To see this, consider $\tilde{z}’ = \tilde{x} + (\tilde{z}’ - \tilde{x}) \cdot p$ for $p \in [0,1]$. For the argument to hold, we require at least $p\epsilon$ robustness about $\tilde{z}’$ and nonempty intersection between a $p \epsilon$ ball about $\tilde{z}’$ and a $r$ ball about $\tilde{z}’$ where $r$ is the rejection radius. So $r \ge (1 - 2p)\epsilon$. But to avoid rejection on clean samples, we require at least $r$ robustness about $\tilde{z}’$; hence we require $\max\{ p\epsilon, (1-2p)\epsilon\}$ robustness about $\tilde{z}’$. Hence, soundness demands $\text{OPT}_{\max\{2p\epsilon, (1-p)\epsilon \} }$, minimized at $p ={1\over 3}$.

The proposed bound depends on the complexity of the hypothesis set $H$. Given the assumption that it should contain a classifier with zero error, how large such a value (VC(H)) will be in practice?

This assumption is only necessary in the realizable case; we provide results for the agnostic case as well (see Appendix A.4). However, see [1] for results on VC-dimension for neural networks with ReLU activation; this suggests that the VC dimension of common models for image classification may be on the order of hundreds of millions.

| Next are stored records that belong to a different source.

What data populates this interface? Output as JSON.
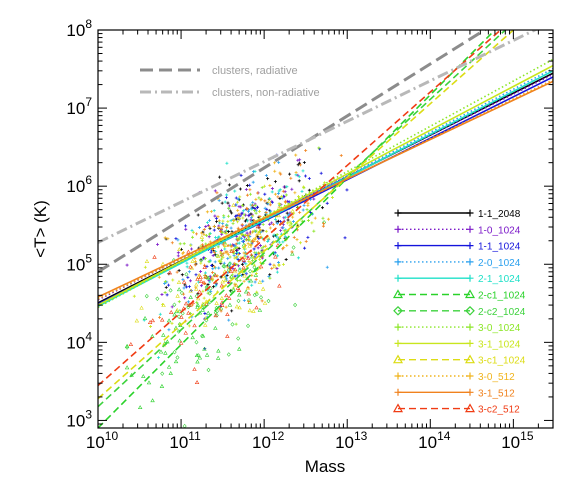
{
  "chart_data": {
    "type": "scatter",
    "xlabel": "Mass",
    "ylabel": "<T> (K)",
    "xscale": "log",
    "yscale": "log",
    "xlim": [
      10000000000.0,
      3000000000000000.0
    ],
    "ylim": [
      800,
      100000000.0
    ],
    "x_ticks": [
      {
        "value": 10000000000.0,
        "base": "10",
        "exp": "10"
      },
      {
        "value": 100000000000.0,
        "base": "10",
        "exp": "11"
      },
      {
        "value": 1000000000000.0,
        "base": "10",
        "exp": "12"
      },
      {
        "value": 10000000000000.0,
        "base": "10",
        "exp": "13"
      },
      {
        "value": 100000000000000.0,
        "base": "10",
        "exp": "14"
      },
      {
        "value": 1000000000000000.0,
        "base": "10",
        "exp": "15"
      }
    ],
    "y_ticks": [
      {
        "value": 1000.0,
        "base": "10",
        "exp": "3"
      },
      {
        "value": 10000.0,
        "base": "10",
        "exp": "4"
      },
      {
        "value": 100000.0,
        "base": "10",
        "exp": "5"
      },
      {
        "value": 1000000.0,
        "base": "10",
        "exp": "6"
      },
      {
        "value": 10000000.0,
        "base": "10",
        "exp": "7"
      },
      {
        "value": 100000000.0,
        "base": "10",
        "exp": "8"
      }
    ],
    "reference_lines": [
      {
        "name": "clusters, radiative",
        "color": "#8c8c8c",
        "dash": "longdash",
        "points": [
          [
            10000000000.0,
            80000
          ],
          [
            1000000000000000.0,
            170000000.0
          ]
        ]
      },
      {
        "name": "clusters, non-radiative",
        "color": "#b8b8b8",
        "dash": "dashdot",
        "points": [
          [
            10000000000.0,
            190000
          ],
          [
            3000000000000000.0,
            130000000.0
          ]
        ]
      }
    ],
    "series": [
      {
        "name": "1-1_2048",
        "color": "#000000",
        "dash": "solid",
        "marker": "plus",
        "fit": [
          [
            10000000000.0,
            32000
          ],
          [
            3000000000000000.0,
            28000000.0
          ]
        ],
        "scatter_center": [
          560000000000.0,
          250000
        ]
      },
      {
        "name": "1-0_1024",
        "color": "#7b19c8",
        "dash": "dotted",
        "marker": "plus",
        "fit": [
          [
            10000000000.0,
            35000
          ],
          [
            3000000000000000.0,
            27000000.0
          ]
        ],
        "scatter_center": [
          560000000000.0,
          280000
        ]
      },
      {
        "name": "1-1_1024",
        "color": "#1414dc",
        "dash": "solid",
        "marker": "plus",
        "fit": [
          [
            10000000000.0,
            31000
          ],
          [
            3000000000000000.0,
            25000000.0
          ]
        ],
        "scatter_center": [
          560000000000.0,
          230000
        ]
      },
      {
        "name": "2-0_1024",
        "color": "#2aa0ee",
        "dash": "dotted",
        "marker": "plus",
        "fit": [
          [
            10000000000.0,
            30000
          ],
          [
            3000000000000000.0,
            32000000.0
          ]
        ],
        "scatter_center": [
          560000000000.0,
          200000
        ]
      },
      {
        "name": "2-1_1024",
        "color": "#1ee0c8",
        "dash": "solid",
        "marker": "plus",
        "fit": [
          [
            10000000000.0,
            29000
          ],
          [
            3000000000000000.0,
            30000000.0
          ]
        ],
        "scatter_center": [
          560000000000.0,
          180000
        ]
      },
      {
        "name": "2-c1_1024",
        "color": "#2ad22a",
        "dash": "dashed",
        "marker": "triangle",
        "fit": [
          [
            10000000000.0,
            800
          ],
          [
            600000000000000.0,
            100000000.0
          ]
        ],
        "scatter_center": [
          180000000000.0,
          20000
        ]
      },
      {
        "name": "2-c2_1024",
        "color": "#3cd23c",
        "dash": "dashed",
        "marker": "diamond",
        "fit": [
          [
            10000000000.0,
            1500
          ],
          [
            800000000000000.0,
            100000000.0
          ]
        ],
        "scatter_center": [
          200000000000.0,
          30000
        ]
      },
      {
        "name": "3-0_1024",
        "color": "#8ce628",
        "dash": "dotted",
        "marker": "plus",
        "fit": [
          [
            10000000000.0,
            28000
          ],
          [
            3000000000000000.0,
            42000000.0
          ]
        ],
        "scatter_center": [
          560000000000.0,
          190000
        ]
      },
      {
        "name": "3-1_1024",
        "color": "#c8e61e",
        "dash": "solid",
        "marker": "plus",
        "fit": [
          [
            10000000000.0,
            30000
          ],
          [
            3000000000000000.0,
            35000000.0
          ]
        ],
        "scatter_center": [
          560000000000.0,
          170000
        ]
      },
      {
        "name": "3-c1_1024",
        "color": "#dcdc14",
        "dash": "dashed",
        "marker": "triangle",
        "fit": [
          [
            10000000000.0,
            1900
          ],
          [
            1000000000000000.0,
            100000000.0
          ]
        ],
        "scatter_center": [
          220000000000.0,
          60000
        ]
      },
      {
        "name": "3-0_512",
        "color": "#f0b41e",
        "dash": "dotted",
        "marker": "plus",
        "fit": [
          [
            10000000000.0,
            36000
          ],
          [
            3000000000000000.0,
            23000000.0
          ]
        ],
        "scatter_center": [
          560000000000.0,
          220000
        ]
      },
      {
        "name": "3-1_512",
        "color": "#f0821e",
        "dash": "solid",
        "marker": "plus",
        "fit": [
          [
            10000000000.0,
            38000
          ],
          [
            3000000000000000.0,
            22000000.0
          ]
        ],
        "scatter_center": [
          560000000000.0,
          210000
        ]
      },
      {
        "name": "3-c2_512",
        "color": "#f03c14",
        "dash": "dashed",
        "marker": "triangle",
        "fit": [
          [
            10000000000.0,
            2800
          ],
          [
            700000000000000.0,
            100000000.0
          ]
        ],
        "scatter_center": [
          250000000000.0,
          50000
        ]
      }
    ]
  }
}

[1] Peter L. Bartlett, Nick Harvey, Christopher Liaw, Abbas Mehrabian. Nearly-tight VC-dimension and pseudodimension bounds for piecewise linear neural networks, 2017.

To validate the proposed bound, it is necessary to show that by increasing the unlabeled test size, the error decreases with high probability (according to the given bound). It would be nice if an experiment on the same dataset with a different number of test samples is added (performance as the function of the number of test samples). It can be done on multiple datasets with different complexities (CIFAR10, Imagenet) to demonstrate the performance of the method better.

We are running these experiments; we will update when results are available.